In punto di addebito di falsità della dichiarazione sostitutiva dell'atto di
notorietà finalizzata a ottenere il condono edilizio, occorre rilevare come la
corte territoriale abbia dato atto della presentazione di una domanda nella
quale era falsamente indicata una data di ultimazione delle opere, utile per la
fruibilità del beneficio, essendo stato accertato e documentato fotograficamente
nel sopralluogo del luglio 2004 che nel giardino di pertinenza della casa di
civile abitazione dell'imputato, ubicata in zona vincolata, erano in corso
lavori edili consistenti nella sistemazione delle pastinature e nel rifacimento
dei relativi muri di contenimento.
Nella domanda di condono edilizio la parte richiedente aveva dichiarato che
sussistevano i requisiti previsti dalla legge per l'applicazione del beneficio
richiesto e, in particolare, che la manutenzione straordinaria si era stata
conclusa prima del 31/03/2003.
Pertanto, essendo le dichiarazioni allegate alla domanda di condono destinata a
provare la verità dei fatti attestati, è sicuramente applicabile, nel caso in
esame, la fattispecie prevista dall'articolo 483 cod. pen. richiamato dal d. L.
n. 445/2000.
Non è puntuale la censura sull'elemento soggettivo del reato, atteso che il dolo
(generico) del falso come contestato è integrato, come ritenuto in sede di
merito, dalla consapevolezza dell'attestazione contraria al vero di fatti dei
quali l'atto è destinato a provare la verità.
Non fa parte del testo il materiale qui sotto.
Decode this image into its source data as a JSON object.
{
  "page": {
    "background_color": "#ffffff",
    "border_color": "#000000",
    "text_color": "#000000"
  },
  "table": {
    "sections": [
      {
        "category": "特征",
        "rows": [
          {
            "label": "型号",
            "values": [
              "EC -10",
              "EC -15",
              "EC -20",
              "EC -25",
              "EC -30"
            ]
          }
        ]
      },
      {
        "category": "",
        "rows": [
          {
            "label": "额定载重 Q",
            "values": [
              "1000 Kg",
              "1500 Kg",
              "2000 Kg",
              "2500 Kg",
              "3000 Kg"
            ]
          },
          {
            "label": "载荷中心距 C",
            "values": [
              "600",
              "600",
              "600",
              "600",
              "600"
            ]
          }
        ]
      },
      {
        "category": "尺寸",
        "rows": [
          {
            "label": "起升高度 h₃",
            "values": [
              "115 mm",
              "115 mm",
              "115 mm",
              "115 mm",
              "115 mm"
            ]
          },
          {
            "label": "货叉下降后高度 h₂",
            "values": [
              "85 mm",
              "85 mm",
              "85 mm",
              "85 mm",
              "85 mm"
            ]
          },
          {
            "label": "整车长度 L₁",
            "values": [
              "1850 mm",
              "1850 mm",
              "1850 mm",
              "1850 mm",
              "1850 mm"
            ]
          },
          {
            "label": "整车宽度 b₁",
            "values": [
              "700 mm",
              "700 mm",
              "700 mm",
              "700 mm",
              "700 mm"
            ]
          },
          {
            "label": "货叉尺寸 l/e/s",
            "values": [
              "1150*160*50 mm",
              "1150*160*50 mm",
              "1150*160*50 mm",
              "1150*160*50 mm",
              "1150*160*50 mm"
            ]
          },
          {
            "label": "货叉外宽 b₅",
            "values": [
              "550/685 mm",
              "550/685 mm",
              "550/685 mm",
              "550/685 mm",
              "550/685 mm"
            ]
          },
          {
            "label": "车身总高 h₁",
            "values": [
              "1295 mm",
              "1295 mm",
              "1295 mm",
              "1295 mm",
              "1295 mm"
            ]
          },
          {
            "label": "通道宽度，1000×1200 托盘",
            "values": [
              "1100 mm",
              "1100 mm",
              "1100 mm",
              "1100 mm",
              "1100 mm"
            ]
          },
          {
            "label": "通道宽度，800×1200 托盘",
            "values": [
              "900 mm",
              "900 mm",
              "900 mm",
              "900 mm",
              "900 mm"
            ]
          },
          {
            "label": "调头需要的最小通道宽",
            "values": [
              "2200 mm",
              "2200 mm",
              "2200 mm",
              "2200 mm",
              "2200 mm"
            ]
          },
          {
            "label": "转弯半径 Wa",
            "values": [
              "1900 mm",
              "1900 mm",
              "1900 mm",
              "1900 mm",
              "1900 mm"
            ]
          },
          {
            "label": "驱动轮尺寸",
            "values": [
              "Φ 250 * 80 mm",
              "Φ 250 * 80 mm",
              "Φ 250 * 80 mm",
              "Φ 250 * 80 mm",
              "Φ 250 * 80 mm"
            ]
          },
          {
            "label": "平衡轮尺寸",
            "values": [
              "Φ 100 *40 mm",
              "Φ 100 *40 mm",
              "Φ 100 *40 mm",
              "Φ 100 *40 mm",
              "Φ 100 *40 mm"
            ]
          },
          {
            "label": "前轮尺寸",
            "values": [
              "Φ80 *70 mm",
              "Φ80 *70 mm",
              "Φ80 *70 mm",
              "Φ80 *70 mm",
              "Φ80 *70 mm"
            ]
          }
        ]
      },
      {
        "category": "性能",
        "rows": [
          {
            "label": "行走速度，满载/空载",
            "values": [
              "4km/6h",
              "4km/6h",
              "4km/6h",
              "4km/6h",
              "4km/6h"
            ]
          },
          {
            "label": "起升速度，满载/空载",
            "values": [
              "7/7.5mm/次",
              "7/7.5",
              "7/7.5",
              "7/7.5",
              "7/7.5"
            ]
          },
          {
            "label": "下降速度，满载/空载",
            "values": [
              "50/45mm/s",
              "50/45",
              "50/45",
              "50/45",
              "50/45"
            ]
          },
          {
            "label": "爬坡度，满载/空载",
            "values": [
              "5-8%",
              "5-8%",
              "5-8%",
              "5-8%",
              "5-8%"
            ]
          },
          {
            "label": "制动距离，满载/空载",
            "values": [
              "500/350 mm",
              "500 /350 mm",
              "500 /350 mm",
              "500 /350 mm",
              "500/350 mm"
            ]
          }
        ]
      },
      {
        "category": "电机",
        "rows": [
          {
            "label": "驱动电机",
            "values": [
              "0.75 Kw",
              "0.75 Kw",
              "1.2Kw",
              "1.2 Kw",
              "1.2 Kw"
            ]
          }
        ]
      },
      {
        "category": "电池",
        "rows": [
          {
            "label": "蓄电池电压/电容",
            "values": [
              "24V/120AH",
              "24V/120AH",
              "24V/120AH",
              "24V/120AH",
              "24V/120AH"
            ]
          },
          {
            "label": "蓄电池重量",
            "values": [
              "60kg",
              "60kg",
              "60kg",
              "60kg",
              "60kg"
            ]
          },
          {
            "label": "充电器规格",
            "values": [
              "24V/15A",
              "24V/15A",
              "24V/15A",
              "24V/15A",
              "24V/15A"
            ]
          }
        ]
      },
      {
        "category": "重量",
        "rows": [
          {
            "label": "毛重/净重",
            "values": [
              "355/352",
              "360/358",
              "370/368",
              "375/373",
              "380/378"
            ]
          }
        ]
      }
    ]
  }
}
Proprio in punto di dolo del reato, l'impugnata sentenza ha adeguatamente
motivato sulla rappresentazione, nella domanda, di una situazione dei luoghi
difforme dal vero, quanto all'esecuzione del manufatto da sanare.
Trattasi di motivazione che si fonda su una lettura coerente delle risultanze
processuali e, pertanto, immune dalle censure di manifesta illogicità.
Peraltro, la tesi della buona fede è riproposta, nella presente sede, in termini
meramente enunciativi e non minimamente corredati di rilievi specifici alla
motivazione del provvedimento.
La manifesta infondatezza del ricorso comporta l'onere delle spese del
procedimento e del versamento alla cassa delle ammende di una somma che va
equitativamente fissata in €. 1.000.
P.Q.M.
La Corte dichiara inammissibile il ricorso e condanna il ricorrente al pagamento
delle spese del procedimento e della somma di €. 1.000 in favore della cassa
delle ammende.
Cosi deciso in Roma nella pubblica udienza del 15.12.2009.